O Comitê de Política Monetária (Copom) do Banco Central iniciou nesta terça-feira (4) a sua quinta reunião de 2026. O encontro, que ocorre em Brasília, é acompanhado de perto pelo mercado financeiro, que projeta novos cortes na taxa básica de juros diante de uma trajetória de queda nas expectativas para a inflação oficial do país.
A decisão final sobre o patamar da Selic será comunicada ao público na noite de quarta-feira (5), após dois dias de intensos debates técnicos sobre o cenário macroeconômico nacional e as incertezas que rondam a economia global. Atualmente, a taxa está fixada em 14,25% ao ano, o menor nível registrado ao longo de 2026, resultado de três reduções consecutivas de 0,25 ponto percentual realizadas nos meses de março, abril e junho.
Expectativas do mercado e o Boletim Focus
Na véspera do início das discussões, o Boletim Focus, divulgado na segunda-feira (3), trouxe sinais de otimismo entre os analistas do mercado financeiro. Pela primeira vez desde março, a mediana das projeções para a Selic ao final de 2026 foi reduzida, passando de 14% para 13,75%. Esse movimento interrompeu cinco semanas de estabilidade e reforça a aposta de que o Banco Central poderá promover pelo menos um ou dois novos cortes nos juros até o encerramento do ano.
Paralelamente, o controle da inflação apresenta sinais de alívio. Pela quinta semana consecutiva, os especialistas consultados pelo Banco Central revisaram para baixo a estimativa para o Índice Nacional de Preços ao Consumidor Amplo (IPCA). A projeção recuou de 5,12% para 5,03%, indicando uma tendência de desinflação que é monitorada de perto pela autoridade monetária.
O papel da Selic na economia brasileira
A taxa Selic atua como o principal instrumento do Banco Central para manter a inflação sob controle. Ao definir a taxa básica, o comitê influencia diretamente as negociações de títulos públicos e serve como referência para todo o sistema financeiro nacional. Quando o Copom opta por elevar os juros, o objetivo é conter a demanda aquecida, tornando o crédito mais caro e incentivando a poupança.

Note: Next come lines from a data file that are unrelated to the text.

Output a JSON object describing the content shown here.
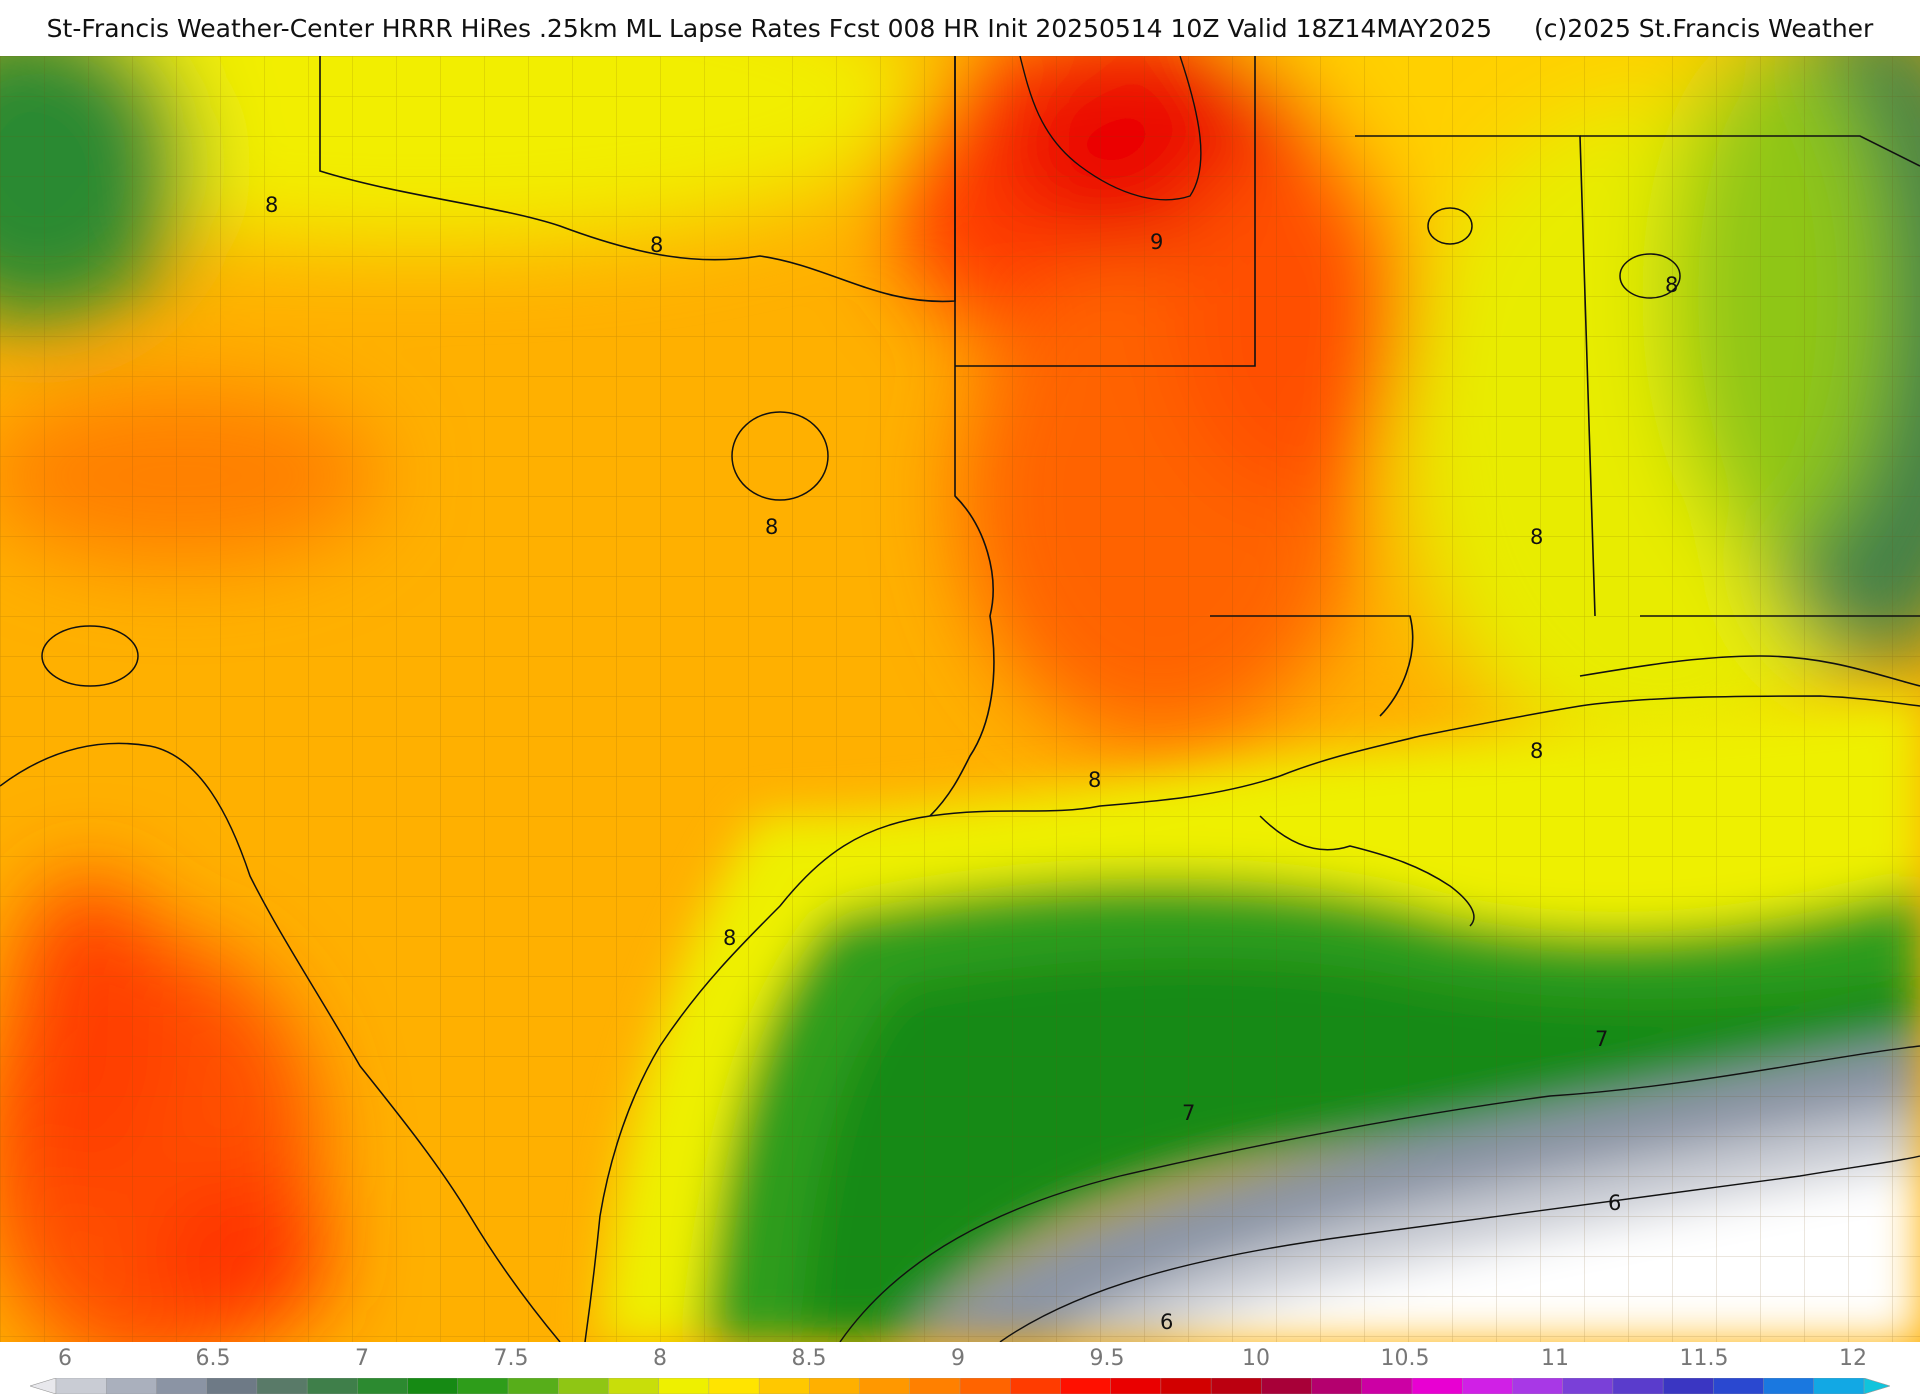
{
  "header": {
    "title_main": "St-Francis Weather-Center HRRR HiRes .25km ML Lapse Rates  Fcst 008 HR Init 20250514 10Z  Valid 18Z14MAY2025",
    "copyright": "(c)2025 St.Francis Weather"
  },
  "map": {
    "contour_labels": [
      "8",
      "8",
      "8",
      "8",
      "9",
      "8",
      "8",
      "8",
      "8",
      "7",
      "7",
      "6",
      "6"
    ]
  },
  "legend": {
    "ticks": [
      "6",
      "6.5",
      "7",
      "7.5",
      "8",
      "8.5",
      "9",
      "9.5",
      "10",
      "10.5",
      "11",
      "11.5",
      "12"
    ],
    "colors": [
      "#e8e8ec",
      "#c9ccd4",
      "#aab0bd",
      "#8b94a4",
      "#6e7a86",
      "#597a68",
      "#3f7f4a",
      "#2c8a30",
      "#168a14",
      "#2e9d1a",
      "#57ae1a",
      "#8fc614",
      "#c8de0a",
      "#eef000",
      "#ffe400",
      "#ffc800",
      "#ffb000",
      "#ff9800",
      "#ff8000",
      "#ff6400",
      "#ff3c00",
      "#ff1000",
      "#ea0000",
      "#d20000",
      "#bb0010",
      "#a80038",
      "#b4006e",
      "#cc00a4",
      "#e800d2",
      "#d020e6",
      "#a838e6",
      "#7a40d8",
      "#5a3ccc",
      "#3a36c2",
      "#2a48d0",
      "#1a78e0",
      "#12a8e4",
      "#10c4dc"
    ]
  }
}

Em contrapartida, o ciclo de redução da taxa Selic, como o observado recentemente, visa baratear o custo do crédito para consumidores e empresas. Essa estratégia busca estimular o consumo e os investimentos, favorecendo a atividade econômica. Contudo, a decisão final sempre pondera o equilíbrio entre o crescimento do Produto Interno Bruto (PIB) e a necessidade de manter os preços estáveis dentro das metas estabelecidas pelo Conselho Monetário Nacional.
Desafios frente à meta de inflação
Apesar da melhora nas projeções recentes, o cenário ainda impõe cautela. A estimativa de 5,03% para o IPCA em 2026 permanece acima do teto da meta contínua, que é de 3% com um intervalo de tolerância de 1,5 ponto percentual para cima ou para baixo. Com o limite superior fixado em 4,5%, a autoridade monetária mantém o rigor na condução da política monetária para garantir que a inflação convirja para o centro da meta no horizonte relevante.
O rito das reuniões do Copom segue um padrão rigoroso. No primeiro dia, são apresentadas análises técnicas detalhadas sobre a evolução das economias interna e externa. No segundo dia, os membros do comitê deliberam sobre o nível da taxa, considerando os riscos fiscais e as pressões inflacionárias, para então anunciar o veredito que ditará o ritmo da economia nos próximos 45 dias.